Connecticut Humanities has received $28,500 from The Scripps Family Fund for Education and the Arts (SFFEA) to expand its Book Voyagers program in the eastern part of the state during the coming year. Funding will provide engaging literature experiences and books for families and children in libraries, schools, and community organizations.
SFFEA was founded in 2014 to support the philanthropic vision of its founders. Their vision is for “every child to have access to quality educational opportunities and learning experiences in order to foster a productive citizenship and healthy democratic society.” The founders believe that a productive democratic society is based on a broadly educated population. SFFEA “seeks to improve the prospects of economically disadvantaged children and youth in Connecticut and beyond by investing in organizations that provide support for learning, enrichment, and inspiration to ensure self-sufficiency and life success.”
Book Voyagers will forward SFFEA’s mission by sponsoring book discussions, storytelling sessions, writing and drawing workshops, performances, and other high-quality educational programs specifically designed to help students become stronger readers and more critical thinkers.
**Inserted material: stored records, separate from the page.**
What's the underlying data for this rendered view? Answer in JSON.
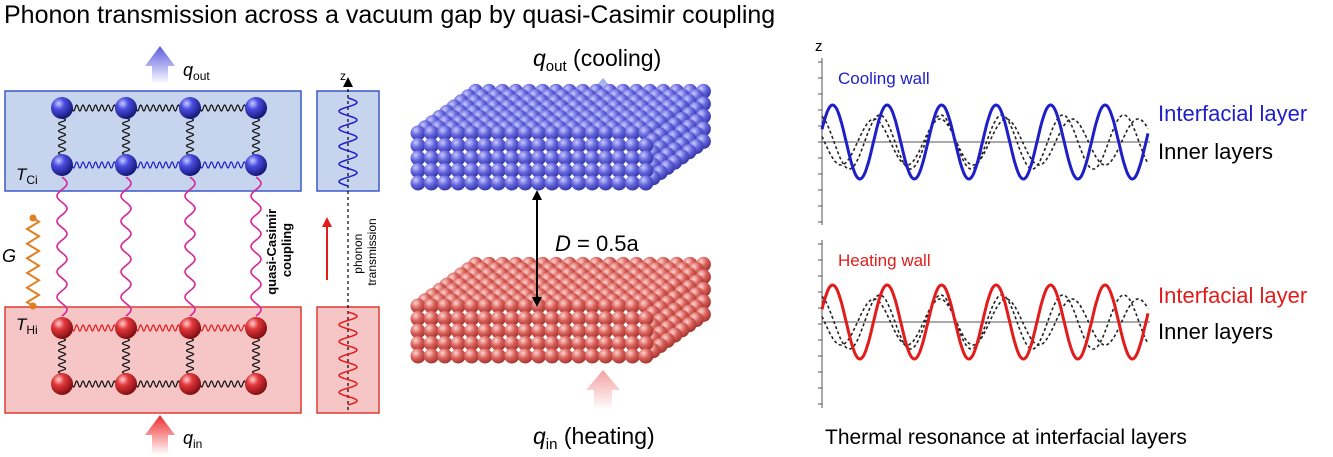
{
  "title": "Phonon transmission across a vacuum gap by quasi-Casimir coupling",
  "left_panel": {
    "q_out": {
      "base": "q",
      "sub": "out"
    },
    "q_in": {
      "base": "q",
      "sub": "in"
    },
    "t_cold": {
      "base": "T",
      "sub": "Ci"
    },
    "t_hot": {
      "base": "T",
      "sub": "Hi"
    },
    "conductance": "G",
    "coupling_label_line1": "quasi-Casimir",
    "coupling_label_line2": "coupling",
    "inset_axis": "z",
    "transmission_line1": "phonon",
    "transmission_line2": "transmission"
  },
  "middle_panel": {
    "q_out_label": {
      "base": "q",
      "sub": "out",
      "suffix": " (cooling)"
    },
    "q_in_label": {
      "base": "q",
      "sub": "in",
      "suffix": " (heating)"
    },
    "gap_label": {
      "var": "D",
      "rest": " = 0.5a"
    }
  },
  "right_panel": {
    "axis_label": "z",
    "top_plot": {
      "wall": "Cooling wall",
      "interfacial": "Interfacial layer",
      "inner": "Inner layers"
    },
    "bottom_plot": {
      "wall": "Heating wall",
      "interfacial": "Interfacial layer",
      "inner": "Inner layers"
    },
    "caption": "Thermal resonance at interfacial layers"
  },
  "colors": {
    "cool": "#1f1fc8",
    "hot": "#e21b1b",
    "cool_box": "#c6d4ee",
    "hot_box": "#f6c6c6",
    "spring_pink": "#d6259a",
    "spring_orange": "#e07f20"
  }
}
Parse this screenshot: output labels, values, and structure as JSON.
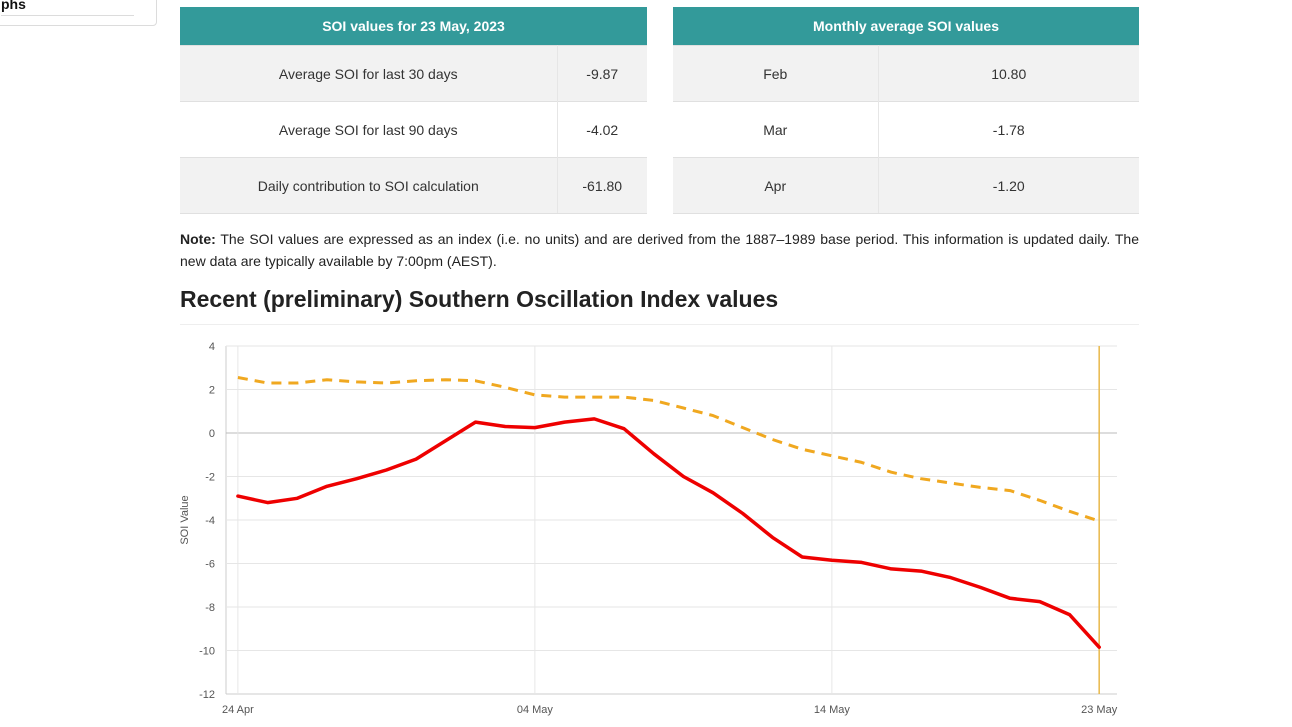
{
  "sidebar": {
    "partial_label": "phs"
  },
  "table_soi": {
    "title": "SOI values for 23 May, 2023",
    "rows": [
      {
        "label": "Average SOI for last 30 days",
        "value": "-9.87"
      },
      {
        "label": "Average SOI for last 90 days",
        "value": "-4.02"
      },
      {
        "label": "Daily contribution to SOI calculation",
        "value": "-61.80"
      }
    ]
  },
  "table_monthly": {
    "title": "Monthly average SOI values",
    "rows": [
      {
        "month": "Feb",
        "value": "10.80"
      },
      {
        "month": "Mar",
        "value": "-1.78"
      },
      {
        "month": "Apr",
        "value": "-1.20"
      }
    ]
  },
  "note": {
    "label": "Note:",
    "text": " The SOI values are expressed as an index (i.e. no units) and are derived from the 1887–1989 base period. This information is updated daily. The new data are typically available by 7:00pm (AEST)."
  },
  "section_title": "Recent (preliminary) Southern Oscillation Index values",
  "chart_data": {
    "type": "line",
    "ylabel": "SOI Value",
    "ylim": [
      -12,
      4
    ],
    "yticks": [
      4,
      2,
      0,
      -2,
      -4,
      -6,
      -8,
      -10,
      -12
    ],
    "x_tick_labels": [
      {
        "label": "24 Apr",
        "day": 0
      },
      {
        "label": "04 May",
        "day": 10
      },
      {
        "label": "14 May",
        "day": 20
      },
      {
        "label": "23 May",
        "day": 29
      }
    ],
    "x_range_days": [
      -0.4,
      29.6
    ],
    "marker_line_day": 29,
    "grid": true,
    "colors": {
      "series30": "#ee0000",
      "series90": "#f0a820",
      "marker": "#e8b84a",
      "zero": "#bbbbbb",
      "grid": "#e6e6e6"
    },
    "series": [
      {
        "key": "series30",
        "style": "solid",
        "values": [
          -2.9,
          -3.2,
          -3.0,
          -2.45,
          -2.1,
          -1.7,
          -1.2,
          -0.35,
          0.5,
          0.3,
          0.25,
          0.5,
          0.65,
          0.2,
          -0.95,
          -2.0,
          -2.75,
          -3.7,
          -4.8,
          -5.7,
          -5.85,
          -5.95,
          -6.25,
          -6.35,
          -6.65,
          -7.1,
          -7.6,
          -7.75,
          -8.35,
          -9.85
        ]
      },
      {
        "key": "series90",
        "style": "dashed",
        "values": [
          2.55,
          2.3,
          2.3,
          2.45,
          2.35,
          2.3,
          2.4,
          2.45,
          2.4,
          2.1,
          1.75,
          1.65,
          1.65,
          1.65,
          1.5,
          1.15,
          0.8,
          0.25,
          -0.3,
          -0.75,
          -1.05,
          -1.35,
          -1.8,
          -2.1,
          -2.3,
          -2.5,
          -2.65,
          -3.1,
          -3.6,
          -4.05
        ]
      }
    ]
  }
}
Efforts will focus on low-income communities and target students in grades one to three to support reading achievement.
“We are especially thankful to SFFEA for their generous support during these unprecedented times. We are exploring innovative ways to effectively reach those with the least access to books and educational resources, exacerbated by the current crisis,” says Susan Muro, Book Voyagers program manager.
Book Voyagers enables families to nurture the love of reading in their children as well as build literature-rich home environments with the books distributed at each session. Recruitment has begun and virtual and in-person programs will run through June 30, 2021.